Configuration
OSTT stores its main configuration at ~/.config/ostt/ostt.toml. The default config is generated on first run with inline documentation for every option.
Open it with:
ostt configAPI keys are stored separately at ~/.local/share/ostt/credentials with restricted permissions (0600). They are not part of ostt.toml.
Audio
[audio]
device = "default"
peak_volume_threshold = 90
reference_level_db = -20
output_format = "mp3 -ab 16k -ar 12000"
visualization = "spectrum"device
Audio input device. Run ostt config list-devices to see available options.
ostt config list-devices
Available audio input devices:
ID: 0
Name: default [DEFAULT]
Config: (44100Hz, 2 channels)
ID: 2
Name: USB Microphone
Config: (48000Hz, 1 channels)device accepts:
| Value | Example | Description |
|---|---|---|
"default" | device = "default" | System default input device |
| Numeric index | device = "0" | Device by index from config list-devices |
| Device name | device = "USB Microphone" | Device by name from config list-devices |
peak_volume_threshold
Peak volume threshold for the red clipping indicator (0--100, percentage of reference level). Default 90 means the indicator activates at 90% of reference_level_db, giving 10% headroom before clipping.
reference_level_db
Reference level in dBFS for the 100% meter display. Set this to your audio card's maximum input level for accurate metering.
| Value | Description |
|---|---|
-6 | Very hot recording (near clipping) |
-12 | Hot recording (professional standard) |
-18 | Moderate recording level |
-20 | Conservative level, typical audio card max |
If your volume meter never reaches 100%, run ostt record, maximize your microphone gain, note the peak dBFS value, and set reference_level_db to match.
output_format
Output audio format for API calls. All audio is saved as mono with ffmpeg handling resampling and compression. Format: "codec [ffmpeg_options]".
| Format string | Bitrate | Size | Use case |
|---|---|---|---|
"mp3 -ab 16k -ar 12000" | 16 kbps | ~1.8 MB/hour | Whisper API optimal (default) |
"libopus -ab 32k -ar 16000" | 32 kbps | ~3.6 MB/hour | Better quality, smaller than AAC |
"aac -ab 32k -ar 16000" | 32 kbps | ~3.6 MB/hour | Good quality, wide support |
"flac -ar 16000" | Lossless | ~20 MB/hour | Lossless, no quality loss |
"pcm_s16le -ar 16000" | Uncompressed | Largest | Required for local transcription |
Local models use output_format = "pcm_s16le -ar 16000". Configure it under [whisper] or [whisper."model"] when you want only local Whisper recordings to use that format.
visualization
Display mode during recording.
| Value | Description |
|---|---|
"spectrum" | Frequency spectrum showing energy distribution across frequency bands, optimized for the human voice range (100--1500 Hz) |
"waveform" | Time-domain waveform showing amplitude over time, classic oscilloscope-style display |
Transcription Params
Transcription request params are configured under provider tables. Provider params apply to every model for that provider; model params override provider params:
[deepgram.params]
smart_format = true
[deepgram.nova-3.params]
smart_format = true
diarize = true
keyterm = ["OSTT", "VitePress"]
[openai.gpt-4o-transcribe.params]
language = "en"
prompt = "Technical dictation with project names."
[whisper.turbo.params]
language = "auto"
temperature = 0.0
no_context = trueFor a single invocation, pass repeatable --param key=value overrides:
ostt record --param smart_format=true --param diarize=true
ostt transcribe meeting.mp3 -m deepgram/nova-3 --param keyterm=OSTT,VitePress
ostt retry 2 -m whisper/turbo --param language=en --param temperature=0.0--param overrides apply only to the current command. They do not change ostt.toml and they take precedence over persistent params for the selected model.
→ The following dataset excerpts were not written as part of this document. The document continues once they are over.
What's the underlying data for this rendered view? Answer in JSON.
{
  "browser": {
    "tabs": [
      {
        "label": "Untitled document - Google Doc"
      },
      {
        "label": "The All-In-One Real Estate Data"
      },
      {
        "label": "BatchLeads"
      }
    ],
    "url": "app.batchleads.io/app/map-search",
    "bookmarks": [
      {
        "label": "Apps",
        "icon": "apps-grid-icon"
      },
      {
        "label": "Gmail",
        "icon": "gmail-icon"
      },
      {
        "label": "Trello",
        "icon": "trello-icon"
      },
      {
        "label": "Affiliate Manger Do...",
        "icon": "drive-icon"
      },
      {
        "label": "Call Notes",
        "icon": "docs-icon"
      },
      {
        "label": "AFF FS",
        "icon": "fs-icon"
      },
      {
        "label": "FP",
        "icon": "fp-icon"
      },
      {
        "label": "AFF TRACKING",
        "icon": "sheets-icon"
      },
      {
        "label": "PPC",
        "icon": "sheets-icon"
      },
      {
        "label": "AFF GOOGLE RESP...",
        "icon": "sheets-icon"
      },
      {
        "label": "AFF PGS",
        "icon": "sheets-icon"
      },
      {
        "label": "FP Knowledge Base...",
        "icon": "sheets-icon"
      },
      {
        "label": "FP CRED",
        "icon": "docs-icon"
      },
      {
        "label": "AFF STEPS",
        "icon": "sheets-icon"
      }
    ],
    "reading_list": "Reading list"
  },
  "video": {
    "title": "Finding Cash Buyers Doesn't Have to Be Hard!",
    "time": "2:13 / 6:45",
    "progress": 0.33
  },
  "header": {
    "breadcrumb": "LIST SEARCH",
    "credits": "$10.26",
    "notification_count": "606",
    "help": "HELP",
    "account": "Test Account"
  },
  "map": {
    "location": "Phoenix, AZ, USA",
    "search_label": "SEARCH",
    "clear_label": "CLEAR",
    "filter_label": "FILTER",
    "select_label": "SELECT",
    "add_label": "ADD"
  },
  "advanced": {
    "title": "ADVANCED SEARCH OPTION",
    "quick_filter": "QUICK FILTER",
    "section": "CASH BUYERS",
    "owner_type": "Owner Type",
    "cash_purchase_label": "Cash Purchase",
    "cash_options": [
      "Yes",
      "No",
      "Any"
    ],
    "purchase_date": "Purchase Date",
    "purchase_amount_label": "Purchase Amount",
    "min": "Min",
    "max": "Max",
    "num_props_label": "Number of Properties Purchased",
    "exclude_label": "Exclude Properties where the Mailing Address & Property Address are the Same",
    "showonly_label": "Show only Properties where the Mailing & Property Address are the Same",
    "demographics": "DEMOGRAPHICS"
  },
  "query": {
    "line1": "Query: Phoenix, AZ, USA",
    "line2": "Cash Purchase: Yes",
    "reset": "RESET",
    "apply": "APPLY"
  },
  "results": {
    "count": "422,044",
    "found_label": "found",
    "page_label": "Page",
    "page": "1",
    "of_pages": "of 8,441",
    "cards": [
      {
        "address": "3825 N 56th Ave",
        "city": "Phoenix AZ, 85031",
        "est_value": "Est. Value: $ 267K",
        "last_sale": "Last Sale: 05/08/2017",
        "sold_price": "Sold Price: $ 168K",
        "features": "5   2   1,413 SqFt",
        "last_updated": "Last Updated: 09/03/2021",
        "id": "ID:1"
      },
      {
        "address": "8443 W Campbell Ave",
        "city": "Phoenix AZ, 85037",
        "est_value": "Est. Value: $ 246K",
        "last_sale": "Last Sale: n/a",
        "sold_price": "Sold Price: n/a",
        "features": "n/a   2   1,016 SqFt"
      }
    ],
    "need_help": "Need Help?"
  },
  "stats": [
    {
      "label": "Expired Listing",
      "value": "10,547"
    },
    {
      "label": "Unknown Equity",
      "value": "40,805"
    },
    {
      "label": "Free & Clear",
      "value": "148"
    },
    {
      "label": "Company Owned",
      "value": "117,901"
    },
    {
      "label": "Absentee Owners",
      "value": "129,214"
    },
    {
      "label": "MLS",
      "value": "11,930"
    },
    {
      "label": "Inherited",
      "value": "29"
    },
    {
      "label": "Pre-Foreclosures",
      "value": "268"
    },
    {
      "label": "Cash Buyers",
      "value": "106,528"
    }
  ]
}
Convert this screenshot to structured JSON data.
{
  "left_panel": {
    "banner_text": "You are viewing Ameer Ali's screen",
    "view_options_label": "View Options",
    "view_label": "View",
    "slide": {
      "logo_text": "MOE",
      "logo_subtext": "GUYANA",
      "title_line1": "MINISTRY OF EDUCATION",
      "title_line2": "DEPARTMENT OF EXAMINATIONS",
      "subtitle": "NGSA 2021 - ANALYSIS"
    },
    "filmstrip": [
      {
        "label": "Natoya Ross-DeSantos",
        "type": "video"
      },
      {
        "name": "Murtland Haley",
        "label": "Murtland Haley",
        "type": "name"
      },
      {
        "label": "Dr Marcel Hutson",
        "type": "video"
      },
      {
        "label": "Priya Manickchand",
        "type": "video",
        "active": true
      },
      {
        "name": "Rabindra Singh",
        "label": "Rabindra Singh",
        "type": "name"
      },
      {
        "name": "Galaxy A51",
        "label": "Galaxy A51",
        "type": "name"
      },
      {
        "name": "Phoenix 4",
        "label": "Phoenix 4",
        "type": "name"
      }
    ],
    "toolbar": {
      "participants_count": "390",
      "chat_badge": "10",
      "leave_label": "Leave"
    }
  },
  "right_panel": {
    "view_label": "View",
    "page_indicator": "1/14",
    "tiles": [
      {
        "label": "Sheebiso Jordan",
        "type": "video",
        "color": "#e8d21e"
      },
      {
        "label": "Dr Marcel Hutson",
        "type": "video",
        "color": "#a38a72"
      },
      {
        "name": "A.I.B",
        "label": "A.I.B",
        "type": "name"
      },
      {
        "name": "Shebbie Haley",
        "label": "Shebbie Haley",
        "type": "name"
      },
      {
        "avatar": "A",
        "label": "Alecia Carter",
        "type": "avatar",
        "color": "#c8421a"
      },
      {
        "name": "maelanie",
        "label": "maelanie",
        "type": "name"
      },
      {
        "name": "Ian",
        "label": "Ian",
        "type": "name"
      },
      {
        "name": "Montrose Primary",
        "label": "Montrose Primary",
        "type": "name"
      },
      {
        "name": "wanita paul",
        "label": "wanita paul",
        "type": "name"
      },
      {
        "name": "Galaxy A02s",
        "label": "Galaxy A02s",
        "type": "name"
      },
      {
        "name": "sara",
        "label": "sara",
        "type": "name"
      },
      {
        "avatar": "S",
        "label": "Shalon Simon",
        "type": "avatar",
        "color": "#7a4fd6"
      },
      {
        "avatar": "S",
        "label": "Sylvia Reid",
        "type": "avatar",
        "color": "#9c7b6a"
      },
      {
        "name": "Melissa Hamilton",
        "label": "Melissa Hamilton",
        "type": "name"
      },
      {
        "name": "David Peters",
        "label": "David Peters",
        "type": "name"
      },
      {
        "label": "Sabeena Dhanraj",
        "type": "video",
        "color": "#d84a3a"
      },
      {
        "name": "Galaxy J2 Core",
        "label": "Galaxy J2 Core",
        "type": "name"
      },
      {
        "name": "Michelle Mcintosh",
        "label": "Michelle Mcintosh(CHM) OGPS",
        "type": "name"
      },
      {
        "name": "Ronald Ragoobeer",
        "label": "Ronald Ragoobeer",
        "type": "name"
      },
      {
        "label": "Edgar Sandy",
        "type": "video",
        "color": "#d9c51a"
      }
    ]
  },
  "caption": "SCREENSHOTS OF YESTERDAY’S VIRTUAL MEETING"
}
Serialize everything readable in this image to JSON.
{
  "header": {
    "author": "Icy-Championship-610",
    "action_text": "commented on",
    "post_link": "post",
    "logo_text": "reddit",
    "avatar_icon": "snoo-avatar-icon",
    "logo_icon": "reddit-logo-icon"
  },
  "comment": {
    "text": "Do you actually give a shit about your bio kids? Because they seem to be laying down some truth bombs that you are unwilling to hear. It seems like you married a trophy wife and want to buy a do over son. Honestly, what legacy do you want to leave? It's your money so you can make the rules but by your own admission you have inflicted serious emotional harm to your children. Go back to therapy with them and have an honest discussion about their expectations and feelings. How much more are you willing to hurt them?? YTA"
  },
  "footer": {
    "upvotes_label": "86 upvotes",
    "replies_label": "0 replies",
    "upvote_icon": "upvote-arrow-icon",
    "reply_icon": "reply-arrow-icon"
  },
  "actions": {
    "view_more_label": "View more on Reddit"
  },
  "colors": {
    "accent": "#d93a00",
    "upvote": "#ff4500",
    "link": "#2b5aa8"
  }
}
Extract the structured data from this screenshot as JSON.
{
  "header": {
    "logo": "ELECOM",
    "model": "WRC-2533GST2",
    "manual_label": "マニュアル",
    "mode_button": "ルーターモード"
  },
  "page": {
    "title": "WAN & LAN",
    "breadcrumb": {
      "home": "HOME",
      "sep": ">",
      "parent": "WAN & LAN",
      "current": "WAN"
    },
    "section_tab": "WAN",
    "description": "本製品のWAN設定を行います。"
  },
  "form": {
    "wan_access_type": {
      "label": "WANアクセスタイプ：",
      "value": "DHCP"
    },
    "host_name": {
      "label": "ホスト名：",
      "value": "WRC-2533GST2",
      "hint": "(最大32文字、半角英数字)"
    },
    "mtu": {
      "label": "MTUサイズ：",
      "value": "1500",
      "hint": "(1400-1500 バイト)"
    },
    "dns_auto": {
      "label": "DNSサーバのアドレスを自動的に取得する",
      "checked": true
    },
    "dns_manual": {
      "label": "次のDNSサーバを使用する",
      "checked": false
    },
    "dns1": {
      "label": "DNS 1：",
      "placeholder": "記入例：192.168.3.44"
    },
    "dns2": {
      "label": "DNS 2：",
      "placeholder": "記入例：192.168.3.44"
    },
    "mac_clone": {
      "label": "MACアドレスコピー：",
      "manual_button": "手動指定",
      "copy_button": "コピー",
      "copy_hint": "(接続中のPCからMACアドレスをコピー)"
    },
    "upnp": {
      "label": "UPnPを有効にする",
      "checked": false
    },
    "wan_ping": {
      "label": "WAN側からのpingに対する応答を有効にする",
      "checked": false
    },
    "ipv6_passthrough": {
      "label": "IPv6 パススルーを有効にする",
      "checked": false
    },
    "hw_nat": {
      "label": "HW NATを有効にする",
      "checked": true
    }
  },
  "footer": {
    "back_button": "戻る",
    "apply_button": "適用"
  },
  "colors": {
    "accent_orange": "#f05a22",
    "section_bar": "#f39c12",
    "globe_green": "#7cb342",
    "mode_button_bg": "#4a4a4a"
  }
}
Validation happens before transcription starts:
- keys must be supported by the selected provider/model
- duplicate
--paramkeys fail - values must match the param type
- provider-specific ranges and conflicts are checked
- unknown keys show the valid param names for that model
CLI list values use commas, for example --param keyterm=OSTT,VitePress. TOML list values must use TOML list syntax, for example keyterm = ["OSTT", "VitePress"].
To list supported params for a model, run:
ostt model params
ostt model params openai/gpt-4o-transcribe
ostt model params whisper/turbo --format jsonSee Providers and Models for supported model IDs and provider-specific param tables.
Text Replace
Text replace rules are deterministic, provider-neutral post-transcription find-and-replace rules. They fix final text casing, acronyms, project names, and common misrecognitions without using AI.
[text.replace]
"ostt" = "OSTT"
"api" = "API"
"typescript" = "TypeScript"
"github" = "GitHub"
"open ai" = "OpenAI"You can also manage rules interactively:
ostt replaceReplace rules are applied after transcription and before processing actions, output, and history saves. This means a processing action receives already-fixed text such as OSTT API when those rules are configured.
Matching behavior:
- keys are literal text, not regex patterns
- matching is case-insensitive
- word boundaries prevent replacing inside larger words, so
apidoes not changecapital - phrase boundaries apply at phrase edges, so
open ai.can becomeOpenAI. - target values are preserved exactly as configured
- replace output is not recursively processed by later rules
Keywords and replace rules have different jobs. Use ostt keyword when the model mishears a term. Use [text.replace] when the model hears the term but formats it wrong.
Paste Output
Paste output sends the final transcript into the currently focused application. It is opt-in with --paste; stdout remains the default output mode.
ostt --paste
ostt launch --paste
ostt launch --paste -p clean
ostt transcribe voice.ogg --paste
ostt retry 2 --paste
ostt process clean --pasteConfigure paste behavior under [output.paste]:
[output.paste]
paste_key = "ctrl+v"
restore_clipboard = true
restore_delay_ms = 750
post_popup_delay_ms = 1000Default paste_key values:
- macOS:
cmd+v - Omarchy:
shift+insert - other Linux desktops:
ctrl+v
restore_clipboard controls whether OSTT restores the previous clipboard contents after pasting. Paste mode uses the clipboard as transport, so disabling restore leaves the transcript on the clipboard.
restore_delay_ms gives the focused app time to read the clipboard before OSTT restores the previous contents. Increase it if paste works intermittently or the old clipboard appears instead of the transcript.
post_popup_delay_ms is used by ostt launch --paste. The popup closes first, then OSTT waits for focus to return before sending the paste shortcut on supported desktops. On desktops where focus return cannot be detected, this value is used as the fallback delay.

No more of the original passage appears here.